A cura di “La Redazione”Pubblicato il 12/03/2014Aggiornato il 18/06/2026
Mio figlio di tre anni, un bimbo che parla abbastanza bene e molto intelligente, frequenta il primo anno della scuola materna ..le maestre dicono che si relaziona bene con i coetanei
e partecipa alle attività. Ma ha paura delle altezze, non va sullo
scivolo e se lo fa è perché lo incoraggio...
Risponde: Dottoressa Alessandra Varotto
Una domanda di: sharonsamuel Salve dottoressa.. le scrivo perche sono un po’ preoccupata
rispetto ad alcuni comportamenti di mio figlio di tre anni.. premetto che
è un bimbo che parla abbastanza bene e molto intelligente. Frequenta il primo anno della scuola materna ..le maestre dicono che si relaziona bene con i coetanei
e partecipa alle attività. Ma ha paura delle altezze ..non va sullo
scivolo e se lo fa è perché lo incoraggio tanto io e per scendere chiede la
mano altrimenti riscende dalle scale.. non sale sui gonfiabili a scivolo ma
rimane sotto a correre e giocare con le palline .. mi risulta un po’ strano
perche è un bimbo che corre tanto..ama giocare con palla e balla e imita tutti
i personaggi fantastici correndo e saltellando.. ma se gli chiedo di saltare
da uno scalino non lo fa scende normalmente… Perché? Sono un po’
in ansia. Spero in una sua risposta di chiarimento. Grazie mille.
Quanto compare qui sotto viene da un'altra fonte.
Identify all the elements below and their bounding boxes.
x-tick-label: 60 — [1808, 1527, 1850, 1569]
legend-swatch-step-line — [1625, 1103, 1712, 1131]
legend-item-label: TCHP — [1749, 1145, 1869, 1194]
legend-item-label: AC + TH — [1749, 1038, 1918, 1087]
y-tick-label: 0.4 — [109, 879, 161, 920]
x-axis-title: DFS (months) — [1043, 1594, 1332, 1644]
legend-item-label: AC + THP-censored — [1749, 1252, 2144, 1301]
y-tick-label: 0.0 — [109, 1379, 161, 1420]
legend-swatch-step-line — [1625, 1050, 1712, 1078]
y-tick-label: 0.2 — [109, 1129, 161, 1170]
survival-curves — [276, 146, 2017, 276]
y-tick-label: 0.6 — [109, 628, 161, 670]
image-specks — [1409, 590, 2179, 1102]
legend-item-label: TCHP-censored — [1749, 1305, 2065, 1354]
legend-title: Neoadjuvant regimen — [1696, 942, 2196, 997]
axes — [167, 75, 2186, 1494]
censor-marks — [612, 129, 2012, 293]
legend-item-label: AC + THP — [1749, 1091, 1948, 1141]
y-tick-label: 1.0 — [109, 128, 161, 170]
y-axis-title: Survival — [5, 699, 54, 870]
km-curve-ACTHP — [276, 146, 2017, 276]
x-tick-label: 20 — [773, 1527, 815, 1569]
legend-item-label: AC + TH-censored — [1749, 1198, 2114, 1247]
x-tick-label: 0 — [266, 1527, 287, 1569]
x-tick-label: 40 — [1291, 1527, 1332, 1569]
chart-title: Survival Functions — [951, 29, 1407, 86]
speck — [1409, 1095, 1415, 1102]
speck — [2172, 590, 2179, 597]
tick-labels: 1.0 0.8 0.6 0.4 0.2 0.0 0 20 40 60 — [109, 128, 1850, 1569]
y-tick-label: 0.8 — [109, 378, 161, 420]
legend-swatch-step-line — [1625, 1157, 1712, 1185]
Dottoressa Alessandra Varotto
Gentile signora, è fuori dubbio che il gioco si evolve in età pre-scolare con manifestazioni diverse in funzione delle fasi di sviluppo; se durante la prima infanzia è caratterizzato, fra le altre cose, dall’esplorazione tipica del mettersi in bocca i giocattoli, a tre anni diviene sempre più motorio. Potreste allora trovarlo a correre con la palla in giardino, oppure, intento ad arrampicarsi su di una scatola oppure ancora, coinvolto in giochi di finzione con personaggi fantastici … Ma c’è un’altra tipologia di attività ludica che stimola i bambini piccoli a provare determinati “stati di movimento”: i cosiddetti giochi ilinx (di vertigine). Ecco quindi che giochi all’aperto come il lancio da un’altalena, lo scivolone da un gonfiabile, la velocità di una moto-giocattolo, ma anche giochi più casalinghi come il salto di un semplice gradino del sottoscala… sono tutte azioni che riportano a una “componente adrenalinica” innata, ovvero la disposizione di ricerca del rischio o Sensation Seeking) studiata dai più (Zuckerman, 1979) quale elemento stabile dell’individuo. L’attrattività verso questi giochi “dinamici” può essere osservata già nei piccoli quando li si osserva strillare di gioia mentre li si butta in aria o li si vede urlare dalla contentezza mentre sono in sella a uno slittino sulla neve….
Ritengo quindi superfluo preoccuparsi se questa caratteristica di personalità non è riscontrabile nei comportamenti di gioco di suo figlio. Semmai, mi permetto di consigliare di continuare a supervisionare quelle attività di gioco cui il bambino partecipa volentieri insieme ai coetanei, dimostrando di saper comunicare con le sue emozioni e di saperlo guidare in modo accorto e consapevole.
Il parere dei nostri specialisti ha uno scopo puramente informativo e non può in nessun caso sostituirsi alla visita specialistica o al rapporto diretto con il medico curante. I nostri specialisti mettono a disposizione le loro conoscenze scientifiche a titolo gratuito, per contribuire alla diffusione di notizie mediche corrette e aggiornate.